Photo by Josh Blaylock.

To honor the 80th anniversary of the Texas Centennial Exhibition, Dallas Morning News architecture critic Mark Lamster penned a piece worth highlighting about the complicated, paradoxical history of Fair Park, our city’s favorite neglected stepchild. Even from its inception, Lamster writes, Fair Park was shaped by confounding political forces which muddled the commissioning process for its now beloved art deco structures:

A politically connected firm from San Antonio wanted it, and so did the fair’s Dallas architects. Plans shifted back and forth until it was almost too late, and as a last resort the job was placed in the hands of a talented young architect from Houston, Donald Barthelme. . . .

Disorganization and political infighting result in a design that is at once endearing and triumphant but also incomplete and dysfunctional. That is a very Dallas story.

This history of dysfunctionality continues to overshadow Fair Park, which is trying to find new life through a plan advanced by the mayor to privatize its operations, while attempting to learn how to be more of a park and more fair:

But opposition is understandable, and not just for the astronomical cost projections associated with the plan, nearly half a billion dollars in total and millions annually from the city treasury. The surrounding African-American community of South Dallas can track a long and ugly relationship to the park and to the State Fair that has been its longtime chief occupant: segregated admission times, the callous demolition of the Hall of Negro Life, removal of cultural facilities to other parts of the city, eminent domain acquisition of local property, keep-out fencing that tells the neighborhood it’s not welcome.

Lamster gets at one of the more confounding aspects of Dallas’ character, that is, the way in which perfectly reasonable approaches to managing cities that work elsewhere don’t translate easily to Dallas. For example, there is no shortage of great parks — from Central Park in New York to Buffalo Bayou Park in Houston — managed by private entities. So why is there so much distrust over the Fair Park plan?
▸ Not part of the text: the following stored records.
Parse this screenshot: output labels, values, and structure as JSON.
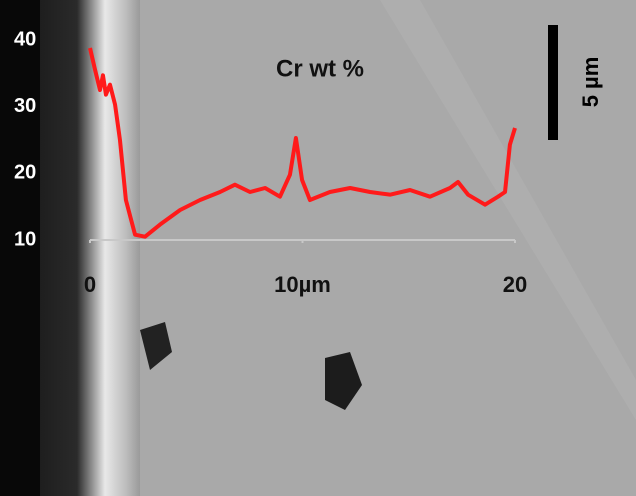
{
  "chart_data": {
    "type": "line",
    "title": "Cr wt %",
    "scale_bar_label": "5 µm",
    "x": [
      0,
      0.24,
      0.47,
      0.61,
      0.75,
      0.94,
      1.18,
      1.41,
      1.69,
      2.12,
      2.59,
      3.29,
      4.24,
      5.18,
      6.12,
      6.82,
      7.53,
      8.24,
      8.94,
      9.41,
      9.69,
      9.98,
      10.35,
      11.29,
      12.24,
      13.18,
      14.12,
      15.06,
      16.0,
      16.94,
      17.32,
      17.79,
      18.59,
      19.2,
      19.53,
      19.76,
      20
    ],
    "series": [
      {
        "color": "#ff1a1a",
        "values": [
          38.8,
          35.5,
          32.5,
          34.7,
          31.8,
          33.3,
          30.3,
          25,
          16,
          10.8,
          10.5,
          12.3,
          14.5,
          16,
          17.2,
          18.3,
          17.2,
          17.8,
          16.5,
          19.8,
          25.3,
          19,
          16,
          17.2,
          17.8,
          17.2,
          16.8,
          17.5,
          16.5,
          17.8,
          18.7,
          16.8,
          15.3,
          16.5,
          17.2,
          24.3,
          26.8
        ]
      }
    ],
    "xlim": [
      0,
      20
    ],
    "xticks": [
      0,
      {
        "value": 10,
        "label": "10µm"
      },
      20
    ],
    "ylim": [
      10,
      40
    ],
    "yticks": [
      10,
      20,
      30,
      40
    ]
  }
}
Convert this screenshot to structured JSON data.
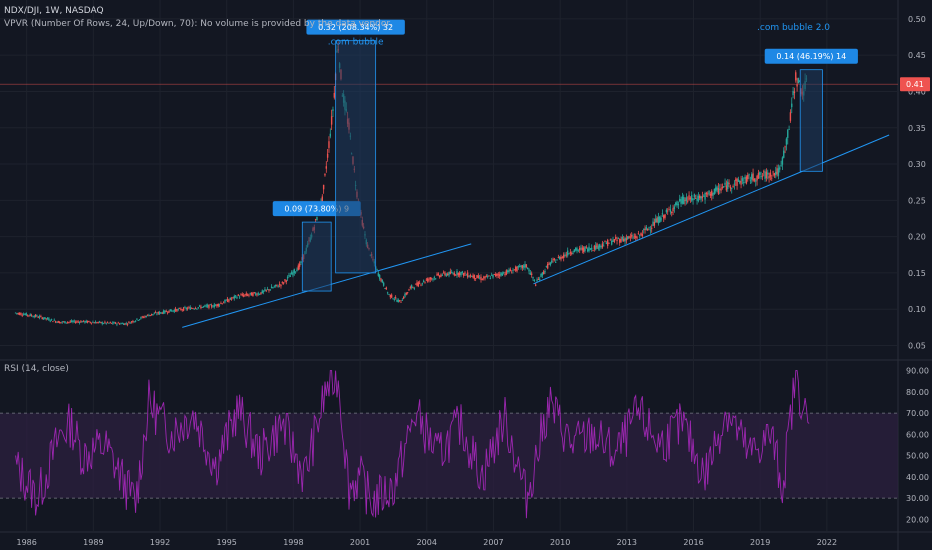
{
  "header": {
    "symbol": "NDX/DJI, 1W, NASDAQ",
    "indicator": "VPVR (Number Of Rows, 24, Up/Down, 70): No volume is provided by the data vendor.",
    "rsi_label": "RSI (14, close)"
  },
  "colors": {
    "background": "#131722",
    "grid": "#1e222d",
    "up": "#26a69a",
    "down": "#ef5350",
    "trendline": "#2196f3",
    "measure_fill": "#1e3a5f",
    "measure_label": "#1e88e5",
    "price_tag": "#ef5350",
    "rsi_line": "#9c27b0",
    "rsi_band": "#2a1f3d"
  },
  "chart_data": [
    {
      "type": "candlestick",
      "title": "NDX/DJI, 1W, NASDAQ",
      "x_ticks": [
        "1986",
        "1989",
        "1992",
        "1995",
        "1998",
        "2001",
        "2004",
        "2007",
        "2010",
        "2013",
        "2016",
        "2019",
        "2022"
      ],
      "x_tick_years": [
        1986,
        1989,
        1992,
        1995,
        1998,
        2001,
        2004,
        2007,
        2010,
        2013,
        2016,
        2019,
        2022
      ],
      "xlim": [
        1984.8,
        2025.2
      ],
      "y_ticks": [
        "0.50",
        "0.45",
        "0.40",
        "0.35",
        "0.30",
        "0.25",
        "0.20",
        "0.15",
        "0.10",
        "0.05"
      ],
      "y_tick_values": [
        0.5,
        0.45,
        0.4,
        0.35,
        0.3,
        0.25,
        0.2,
        0.15,
        0.1,
        0.05
      ],
      "ylim": [
        0.03,
        0.515
      ],
      "last_price": "0.41",
      "last_price_value": 0.41,
      "series": [
        {
          "x": [
            1985.5,
            1986.5,
            1987.5,
            1988.5,
            1989.5,
            1990.5,
            1991.5,
            1992.5,
            1993.5,
            1994.5,
            1995.5,
            1996.5,
            1997.5,
            1998.3,
            1998.8,
            1999.3,
            1999.8,
            2000.0,
            2000.2,
            2000.5,
            2000.9,
            2001.3,
            2001.8,
            2002.3,
            2002.8,
            2003.3,
            2004.0,
            2004.7,
            2005.5,
            2006.5,
            2007.5,
            2008.5,
            2008.9,
            2009.5,
            2010.5,
            2011.5,
            2012.5,
            2013.5,
            2014.5,
            2015.5,
            2016.5,
            2017.5,
            2018.5,
            2019.3,
            2019.9,
            2020.3,
            2020.6,
            2020.9,
            2021.1
          ],
          "y": [
            0.095,
            0.09,
            0.082,
            0.083,
            0.081,
            0.08,
            0.092,
            0.098,
            0.102,
            0.105,
            0.118,
            0.122,
            0.135,
            0.16,
            0.2,
            0.25,
            0.38,
            0.47,
            0.4,
            0.35,
            0.25,
            0.19,
            0.15,
            0.12,
            0.11,
            0.13,
            0.14,
            0.148,
            0.15,
            0.142,
            0.15,
            0.16,
            0.135,
            0.162,
            0.18,
            0.185,
            0.195,
            0.2,
            0.225,
            0.25,
            0.255,
            0.27,
            0.28,
            0.285,
            0.29,
            0.35,
            0.42,
            0.4,
            0.41
          ]
        }
      ],
      "trendlines": [
        {
          "x": [
            1993.0,
            2006.0
          ],
          "y": [
            0.075,
            0.19
          ]
        },
        {
          "x": [
            2008.8,
            2024.8
          ],
          "y": [
            0.135,
            0.34
          ]
        }
      ],
      "measure_boxes": [
        {
          "label": "0.09 (73.80%) 9",
          "x": [
            1998.4,
            1999.7
          ],
          "y": [
            0.125,
            0.22
          ]
        },
        {
          "label": "0.32 (208.34%) 32",
          "x": [
            1999.9,
            2001.7
          ],
          "y": [
            0.15,
            0.47
          ]
        },
        {
          "label": "0.14 (46.19%) 14",
          "x": [
            2020.8,
            2021.8
          ],
          "y": [
            0.29,
            0.43
          ]
        }
      ],
      "annotations": [
        {
          "text": ".com bubble",
          "x": 2000.8,
          "y": 0.465
        },
        {
          "text": ".com bubble 2.0",
          "x": 2020.5,
          "y": 0.485
        }
      ]
    },
    {
      "type": "line",
      "title": "RSI (14, close)",
      "y_ticks": [
        "90.00",
        "80.00",
        "70.00",
        "60.00",
        "50.00",
        "40.00",
        "30.00",
        "20.00"
      ],
      "y_tick_values": [
        90,
        80,
        70,
        60,
        50,
        40,
        30,
        20
      ],
      "ylim": [
        15,
        95
      ],
      "band": [
        30,
        70
      ],
      "series": [
        {
          "name": "RSI (14, close)",
          "x": [
            1985.5,
            1986.5,
            1987.5,
            1988.0,
            1988.5,
            1989.5,
            1990.5,
            1990.9,
            1991.5,
            1992.5,
            1993.5,
            1994.5,
            1995.5,
            1996.5,
            1997.5,
            1998.5,
            1999.5,
            2000.0,
            2000.5,
            2001.0,
            2001.5,
            2002.5,
            2003.5,
            2004.5,
            2005.5,
            2006.5,
            2007.5,
            2008.5,
            2009.5,
            2010.5,
            2011.5,
            2012.5,
            2013.5,
            2014.5,
            2015.5,
            2016.5,
            2017.5,
            2018.5,
            2019.5,
            2020.0,
            2020.6,
            2021.0,
            2021.2
          ],
          "y": [
            45,
            30,
            60,
            65,
            50,
            55,
            35,
            28,
            75,
            60,
            70,
            45,
            72,
            50,
            65,
            40,
            82,
            88,
            35,
            40,
            28,
            35,
            70,
            50,
            65,
            40,
            68,
            30,
            75,
            55,
            60,
            50,
            70,
            55,
            65,
            40,
            72,
            50,
            60,
            35,
            88,
            70,
            60
          ]
        }
      ]
    }
  ]
}
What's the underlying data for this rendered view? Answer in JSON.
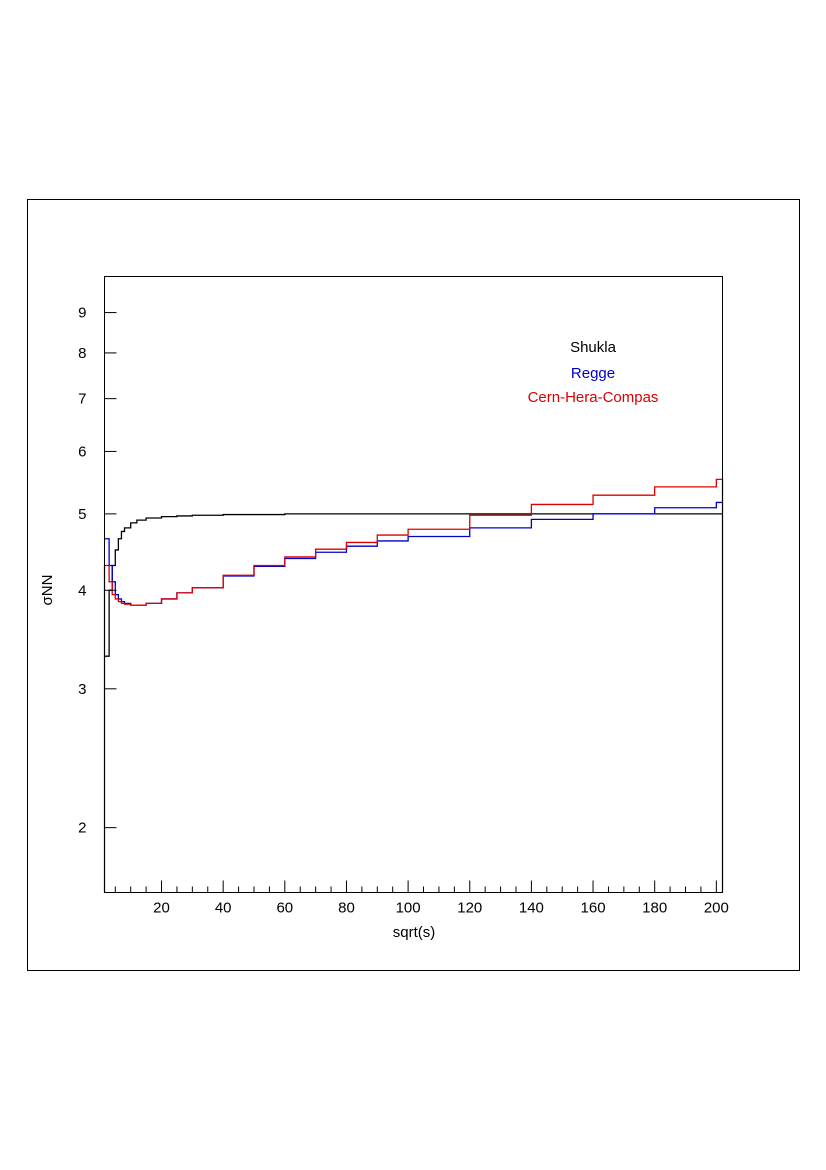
{
  "chart_data": {
    "type": "line",
    "xlabel": "sqrt(s)",
    "ylabel": "σNN",
    "xlim": [
      1.5,
      202
    ],
    "ylim": [
      1.655,
      10
    ],
    "yscale": "log",
    "xticks": [
      20,
      40,
      60,
      80,
      100,
      120,
      140,
      160,
      180,
      200
    ],
    "yticks": [
      2,
      3,
      4,
      5,
      6,
      7,
      8,
      9
    ],
    "x": [
      2,
      3,
      4,
      5,
      6,
      7,
      8,
      10,
      12,
      15,
      20,
      25,
      30,
      40,
      50,
      60,
      70,
      80,
      90,
      100,
      120,
      140,
      160,
      180,
      200,
      202
    ],
    "series": [
      {
        "name": "Shukla",
        "color": "#000000",
        "values": [
          3.3,
          4.0,
          4.3,
          4.5,
          4.65,
          4.75,
          4.8,
          4.87,
          4.91,
          4.94,
          4.96,
          4.97,
          4.98,
          4.99,
          4.99,
          5.0,
          5.0,
          5.0,
          5.0,
          5.0,
          5.0,
          5.0,
          5.0,
          5.0,
          5.0,
          5.0
        ]
      },
      {
        "name": "Regge",
        "color": "#0000cc",
        "values": [
          4.65,
          4.3,
          4.1,
          3.95,
          3.9,
          3.87,
          3.85,
          3.83,
          3.83,
          3.85,
          3.9,
          3.97,
          4.03,
          4.17,
          4.29,
          4.39,
          4.47,
          4.55,
          4.62,
          4.68,
          4.8,
          4.92,
          5.0,
          5.09,
          5.17,
          5.18
        ]
      },
      {
        "name": "Cern-Hera-Compas",
        "color": "#dd0000",
        "values": [
          4.3,
          4.1,
          3.95,
          3.9,
          3.87,
          3.85,
          3.84,
          3.83,
          3.83,
          3.85,
          3.9,
          3.97,
          4.03,
          4.18,
          4.3,
          4.41,
          4.51,
          4.6,
          4.7,
          4.78,
          4.98,
          5.14,
          5.28,
          5.41,
          5.53,
          5.55
        ]
      }
    ],
    "legend": "top-right",
    "grid": false
  }
}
It has everything to do with the indelible mark left by Dallas’ particular political history.

Lamster drives home this point with a quote from a Dallas Morning News article from 1941:

“It is paradoxical that the most heavily patronized park in Texas is the least understood and appreciated.”

Dallas, the city continually convinced it is on the verge of realizing its predestined greatness, never does seem to change.